William continued to face threats both internal and external. However, by 1064 AD he was the most powerful leader in the north of France having taken neighboring Maine. This capture was important as it created breathing space between Normandy and Anjou ahead of his next conquest.

King William I

William added king of England to his titles following his defeat of Harold at the Battle of Hastings in 1066. Yet there is no doubt that William’s was a Norman invasion, not a Viking one. And as with most invasions, the local population was none too welcoming.

The Norman castle-building program is a visual legacy of William’s way of deterring any rebellion against Norman rule. His campaign was one of attrition, severely punishing villages and towns that did not bow to Norman ways.

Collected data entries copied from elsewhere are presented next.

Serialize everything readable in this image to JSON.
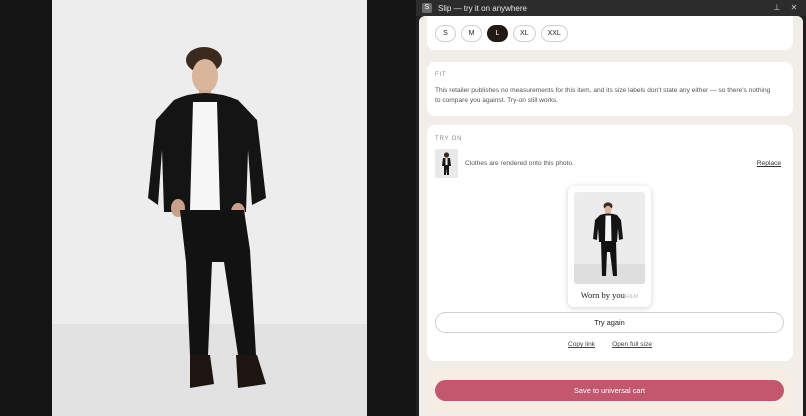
{
  "window": {
    "app_icon": "S",
    "title": "Slip — try it on anywhere",
    "pin_icon": "pin-icon",
    "close_icon": "close-icon"
  },
  "sizes": {
    "options": [
      "S",
      "M",
      "L",
      "XL",
      "XXL"
    ],
    "selected": "L"
  },
  "fit": {
    "label": "FIT",
    "text": "This retailer publishes no measurements for this item, and its size labels don't state any either — so there's nothing to compare you against. Try-on still works."
  },
  "tryon": {
    "label": "TRY ON",
    "description": "Clothes are rendered onto this photo.",
    "replace_label": "Replace",
    "caption": "Worn by you",
    "caption_brand": "H&M",
    "try_again_label": "Try again",
    "copy_link_label": "Copy link",
    "open_full_label": "Open full size"
  },
  "cart": {
    "save_label": "Save to universal cart"
  },
  "colors": {
    "accent": "#c2576d",
    "selected_size": "#231a14",
    "panel_bg": "#f1ede8"
  }
}
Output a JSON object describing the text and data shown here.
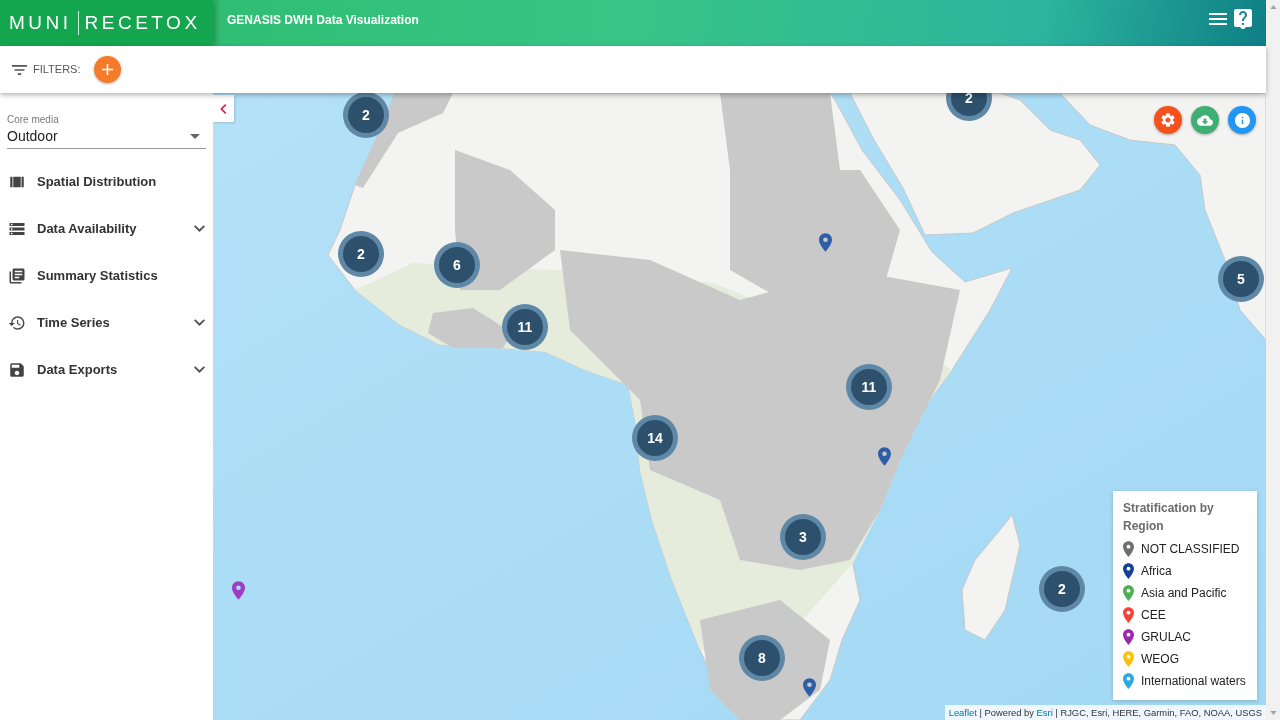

However, one threat he faced was very close to home. Britain was still experiencing Viking raids. William’s ancestor Rollo knew all too well about how rebellion and stability in a country can be used to the advantage of overseas raiders.

Now, William, Rollo’s own flesh and blood, was on the receiving end. William used an old Carolingian tactic and paid them off.

William The Conqueror – A Norman with a Viking Heritage

The Duke of Normandy’s conquest is famously celebrated in the Bayeux tapestry. This stunning piece of art was most likely commissioned by William’s half-brother, Bishop Odo.

It is a treasure trove for historians, depicting intricate details about civil and military life in 11th–century Normandy.

Among the detail are symbolic references to the Norman’s Viking heritage (source). The tapestry has ships depicting Viking longboats heading toward the English coast. Boat figureheads of bulls and dragons reinforce the Viking influence.

It is therefore understandable that William the Conqueror is sometimes looked at as a Viking. However, two centuries had passed since the Vikings first raided France and William set sail for Hastings.

In the meantime, Normandy was created, two hundred years of integration had occurred and the pagan Vikings of northwest France had become the Christian Normans of Normandy.